Guns good politics for Hood

Governing Magazine’s recent profile of Mississippi Attorney General Jim Hood, “The Last Democrat in Dixie,” describes Hood’s independent appeal in a Republican dominated state. It quotes House Democratic Minority Leader Bobby Moak saying Hood “takes the right stance on God and guns.”

“As for guns,” the profile reports, “Hood earned a ‘B’ on gun rights from the National Rifle Association in 2011. He comes to work every day armed with a 9mm handgun, and at home he keeps a stock of shotguns and rifles in a vault, including an antique bolt-action rifle that is the exact model his grandfather once owned. He hunts deer or birds almost every weekend in December and January.”

Hood increases his pro-gun credentials this week with an aggressive response to plaintiffs seeking to block legislation which clarifies the term “concealed” in Mississippi statute. HB2, sponsored by Representative Andy Gipson (R), says, “‘concealed’ means hidden or obscured from common observation…including, but not limited to, a loaded or unloaded pistol carried upon the person in a sheath, belt holster or shoulder holster that is wholly or partially visible….”

The legislation does not create the right to carry an unconcealed weapon. The Mississippi Constitution of 1890 enshrines that right which has been a component of Mississippi’s Constitution since 1817: “The right of every citizen to keep and bear arms in defense of his home, person, or property, or in aid of the civil power when thereto legally summoned, shall not be called in question, but the legislature may regulate or forbid carrying concealed weapons.”

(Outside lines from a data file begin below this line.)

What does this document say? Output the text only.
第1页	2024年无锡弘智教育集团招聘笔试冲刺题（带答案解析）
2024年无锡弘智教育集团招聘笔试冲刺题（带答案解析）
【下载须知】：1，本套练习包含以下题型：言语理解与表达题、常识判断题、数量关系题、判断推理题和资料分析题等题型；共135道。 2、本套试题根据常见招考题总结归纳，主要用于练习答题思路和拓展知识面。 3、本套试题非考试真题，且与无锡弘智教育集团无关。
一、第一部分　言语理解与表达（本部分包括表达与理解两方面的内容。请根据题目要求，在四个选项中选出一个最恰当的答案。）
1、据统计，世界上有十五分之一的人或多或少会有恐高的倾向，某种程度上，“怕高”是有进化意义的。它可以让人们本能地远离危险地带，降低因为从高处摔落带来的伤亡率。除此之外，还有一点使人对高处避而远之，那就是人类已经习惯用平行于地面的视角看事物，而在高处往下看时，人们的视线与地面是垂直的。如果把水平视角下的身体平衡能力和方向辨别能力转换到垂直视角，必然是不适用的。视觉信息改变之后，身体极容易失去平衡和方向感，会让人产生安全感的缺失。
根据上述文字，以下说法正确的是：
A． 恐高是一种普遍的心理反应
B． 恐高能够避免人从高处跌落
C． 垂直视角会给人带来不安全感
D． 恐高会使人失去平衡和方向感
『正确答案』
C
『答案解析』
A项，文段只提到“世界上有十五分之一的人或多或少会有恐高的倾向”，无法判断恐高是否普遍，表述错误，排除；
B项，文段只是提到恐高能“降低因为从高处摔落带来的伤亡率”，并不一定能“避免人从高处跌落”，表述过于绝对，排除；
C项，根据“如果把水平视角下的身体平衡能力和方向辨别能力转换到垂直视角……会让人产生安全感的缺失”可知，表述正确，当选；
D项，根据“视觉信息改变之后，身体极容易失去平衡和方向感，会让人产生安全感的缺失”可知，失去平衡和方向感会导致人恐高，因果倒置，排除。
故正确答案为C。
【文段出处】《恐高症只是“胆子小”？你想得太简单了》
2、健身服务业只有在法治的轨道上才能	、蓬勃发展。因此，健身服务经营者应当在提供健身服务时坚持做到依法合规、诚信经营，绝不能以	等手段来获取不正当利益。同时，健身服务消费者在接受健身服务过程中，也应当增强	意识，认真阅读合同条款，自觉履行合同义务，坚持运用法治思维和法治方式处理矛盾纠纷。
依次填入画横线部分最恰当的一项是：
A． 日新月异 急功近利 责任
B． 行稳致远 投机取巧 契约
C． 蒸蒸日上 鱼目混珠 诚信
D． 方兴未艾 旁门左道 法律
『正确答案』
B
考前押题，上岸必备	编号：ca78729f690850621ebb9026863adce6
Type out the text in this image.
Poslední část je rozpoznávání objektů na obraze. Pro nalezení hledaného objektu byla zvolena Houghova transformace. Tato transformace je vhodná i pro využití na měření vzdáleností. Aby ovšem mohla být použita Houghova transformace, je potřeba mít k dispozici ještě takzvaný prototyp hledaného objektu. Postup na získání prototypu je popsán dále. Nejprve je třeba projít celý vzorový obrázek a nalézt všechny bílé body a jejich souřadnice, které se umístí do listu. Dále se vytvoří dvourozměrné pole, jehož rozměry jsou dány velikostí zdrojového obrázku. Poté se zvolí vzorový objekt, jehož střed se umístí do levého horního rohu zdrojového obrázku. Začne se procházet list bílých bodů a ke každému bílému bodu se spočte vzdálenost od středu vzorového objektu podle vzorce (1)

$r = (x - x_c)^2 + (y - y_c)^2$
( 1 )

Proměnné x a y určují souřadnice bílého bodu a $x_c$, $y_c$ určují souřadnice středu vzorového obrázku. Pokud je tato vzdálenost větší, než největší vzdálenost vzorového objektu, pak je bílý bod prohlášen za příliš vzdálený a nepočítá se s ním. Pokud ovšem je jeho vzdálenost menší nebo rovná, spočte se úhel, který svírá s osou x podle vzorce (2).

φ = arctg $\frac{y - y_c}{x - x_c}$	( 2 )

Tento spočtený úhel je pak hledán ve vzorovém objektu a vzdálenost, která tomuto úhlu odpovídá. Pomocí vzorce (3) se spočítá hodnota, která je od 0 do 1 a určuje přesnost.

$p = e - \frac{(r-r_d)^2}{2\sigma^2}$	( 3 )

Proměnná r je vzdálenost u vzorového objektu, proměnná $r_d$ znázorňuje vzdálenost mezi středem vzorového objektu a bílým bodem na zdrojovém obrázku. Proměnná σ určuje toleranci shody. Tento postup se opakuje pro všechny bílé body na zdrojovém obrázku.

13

The legislation was to be effective Monday, July 1, but plaintiffs including Hinds County District Attorney Robert Shuler Smith, Hinds County Sheriff Tyrone Lewis and state Senator John Horhn (D) (who voted for the legislation) filed suit in front of Hinds County Circuit Judge Winston Kidd who issued a restraining order blocking the law. Kidd, appointed to the bench in 2001 by Governor Ronnie Musgrove, found the law “is indeed vague, it is not clear, it is ambiguous” and it could harm the general public and scheduled a July 10 hearing.